Lee Hanwoong, Choi Euiso, Yun Zuwhan, Park Yong Keun
Hazardous Substance Research Center-S&SW Louisiana State University, Baton Rouge, LA 70803, USA.
J Microbiol Biotechnol. 2008 Aug;18(8):1459-69.
Using a rotating biological contactor modified with a sequencing bath reactor system (SBRBC) designed and operated to remove phosphate and nitrogen, the microbial community structure of the biofilm from the SBRBC system was characterized based on the extracellular polymeric substance (EPS) constituents, electron microscopy, and molecular techniques. Protein and carbohydrate were identified as the major EPS constituents at three different biofilm thicknesses, where the amount of EPS and bacterial cell number were highest in the initial thickness of 0-100 microm. However, the percent of carbohydrate in the total amount of EPS decreased by about 11.23%, whereas the percent of protein increased by about 11.15% as the biofilm grew. Thus, an abundant quantity of EPS and cell mass, as well as a specific quality of EPS were apparently needed to attach to the substratum in the first step of the biofilm growth. A FISH analysis revealed that the dominant phylogenetic group was beta- and gamma-Proteobacteria, where a significant subclass of Proteobacteria for removing phosphate and/or nitrate was found within a biofilm thickness of 0-250 microm. In addition, 16S rDNA clone libraries revealed that Klebsiella sp. and Citrobacter sp. were most dominant within the initial biofilm thickness of 0-250 microm, whereas sulfur-oxidizing bacteria, such as Beggiatoa sp. and Thiothrix sp., were detected in a biofilm thickness over 250 microm. The results of the bacterial community structure analysis using molecular techniques agreed with the results of the morphological structure based on scanning electron microscopy. Therefore, the overall results indicated that coliform bacteria participated in the nitrate and phosphorus removal when using the SBRBC system. Moreover, the structure of the biofilm was also found to be related to the EPS constituents, as well as the nitrogen and phosphate removal efficiency. Consequently, since this is the first identification of the bacterial community and structure of the biofilm from an RBC simultaneously removing nitrogen and phosphate from domestic wastewater, and it is hoped that the present results may provide a foundation for understanding nitrate and phosphate removal by an RBC system.

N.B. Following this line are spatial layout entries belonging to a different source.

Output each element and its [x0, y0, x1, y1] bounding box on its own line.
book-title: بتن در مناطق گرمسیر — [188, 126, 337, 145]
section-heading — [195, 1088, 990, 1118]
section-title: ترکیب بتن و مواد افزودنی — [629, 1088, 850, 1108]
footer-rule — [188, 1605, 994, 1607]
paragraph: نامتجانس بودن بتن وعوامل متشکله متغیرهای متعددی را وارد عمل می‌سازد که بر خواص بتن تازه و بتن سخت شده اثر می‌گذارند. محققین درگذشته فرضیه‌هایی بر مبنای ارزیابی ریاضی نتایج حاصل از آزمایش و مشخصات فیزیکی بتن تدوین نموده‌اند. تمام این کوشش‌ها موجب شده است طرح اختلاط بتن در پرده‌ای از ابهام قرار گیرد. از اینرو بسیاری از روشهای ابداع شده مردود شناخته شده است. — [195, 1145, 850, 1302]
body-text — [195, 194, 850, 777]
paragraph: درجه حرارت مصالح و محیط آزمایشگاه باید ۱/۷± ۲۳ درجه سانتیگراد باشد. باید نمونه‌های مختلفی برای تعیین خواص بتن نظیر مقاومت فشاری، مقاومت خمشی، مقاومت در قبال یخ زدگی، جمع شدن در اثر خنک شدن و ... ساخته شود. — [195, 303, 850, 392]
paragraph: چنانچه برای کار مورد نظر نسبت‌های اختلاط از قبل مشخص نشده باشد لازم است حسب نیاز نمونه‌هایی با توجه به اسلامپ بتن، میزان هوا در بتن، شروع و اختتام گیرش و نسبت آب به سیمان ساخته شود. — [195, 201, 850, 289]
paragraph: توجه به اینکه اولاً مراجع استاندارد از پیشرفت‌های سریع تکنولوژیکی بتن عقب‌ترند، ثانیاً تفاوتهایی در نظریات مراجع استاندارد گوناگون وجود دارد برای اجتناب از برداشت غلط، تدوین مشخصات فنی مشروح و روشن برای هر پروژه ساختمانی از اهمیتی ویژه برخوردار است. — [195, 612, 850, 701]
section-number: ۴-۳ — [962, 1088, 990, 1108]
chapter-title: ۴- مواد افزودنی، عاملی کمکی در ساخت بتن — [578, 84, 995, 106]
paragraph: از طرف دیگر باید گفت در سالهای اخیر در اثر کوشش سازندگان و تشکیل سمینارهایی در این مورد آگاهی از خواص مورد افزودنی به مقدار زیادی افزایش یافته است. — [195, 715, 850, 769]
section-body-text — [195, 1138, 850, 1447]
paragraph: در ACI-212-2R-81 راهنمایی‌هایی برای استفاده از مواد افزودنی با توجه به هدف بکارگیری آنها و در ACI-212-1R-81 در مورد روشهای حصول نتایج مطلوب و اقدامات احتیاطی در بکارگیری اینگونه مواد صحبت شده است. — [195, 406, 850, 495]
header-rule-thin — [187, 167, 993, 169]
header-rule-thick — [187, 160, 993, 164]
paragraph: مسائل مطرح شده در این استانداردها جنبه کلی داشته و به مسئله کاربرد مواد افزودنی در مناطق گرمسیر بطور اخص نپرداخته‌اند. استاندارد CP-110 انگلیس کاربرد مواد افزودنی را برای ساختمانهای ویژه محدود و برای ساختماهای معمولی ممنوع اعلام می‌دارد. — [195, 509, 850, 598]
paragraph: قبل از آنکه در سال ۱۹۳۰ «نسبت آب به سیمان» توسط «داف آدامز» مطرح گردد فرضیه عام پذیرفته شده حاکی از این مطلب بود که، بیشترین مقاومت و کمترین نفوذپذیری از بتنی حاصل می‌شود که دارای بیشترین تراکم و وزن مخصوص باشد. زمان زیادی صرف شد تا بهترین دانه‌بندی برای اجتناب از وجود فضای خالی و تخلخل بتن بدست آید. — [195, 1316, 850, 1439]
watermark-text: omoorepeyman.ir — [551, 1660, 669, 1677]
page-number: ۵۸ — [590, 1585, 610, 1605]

使用一种经过改良的旋转生物接触器,该接触器与序批式反应器系统(SBRBC)相结合进行设计和运行,以去除磷酸盐和氮。基于胞外聚合物(EPS)成分、电子显微镜和分子技术,对SBRBC系统生物膜的微生物群落结构进行了表征。在三种不同生物膜厚度下,蛋白质和碳水化合物被确定为主要的EPS成分,其中在初始厚度0 - 100微米时,EPS量和细菌细胞数量最高。然而,随着生物膜生长,碳水化合物在EPS总量中的百分比下降了约11.23%,而蛋白质的百分比增加了约11.15%。因此,在生物膜生长的第一步,显然需要大量的EPS和细胞团以及特定质量的EPS来附着在基质上。荧光原位杂交(FISH)分析表明,主要的系统发育类群是β-和γ-变形菌,在0 - 250微米的生物膜厚度范围内发现了一个用于去除磷酸盐和/或硝酸盐的重要变形菌亚类。此外,16S rDNA克隆文库显示,克雷伯氏菌属(Klebsiella sp.)和柠檬酸杆菌属(Citrobacter sp.)在初始生物膜厚度0 - 250微米内最为占优势,而在生物膜厚度超过250微米时检测到了硫氧化细菌,如贝日阿托氏菌属(Beggiatoa sp.)和丝状硫细菌属(Thiothrix sp.)。使用分子技术进行细菌群落结构分析的结果与基于扫描电子显微镜的形态结构结果一致。因此,总体结果表明,使用SBRBC系统时大肠菌群参与了硝酸盐和磷的去除。此外,还发现生物膜的结构与EPS成分以及氮和磷的去除效率有关。因此,由于这是首次对同时从生活污水中去除氮和磷的旋转生物接触器生物膜的细菌群落和结构进行鉴定,希望目前的结果可为理解旋转生物接触器系统去除硝酸盐和磷酸盐提供基础。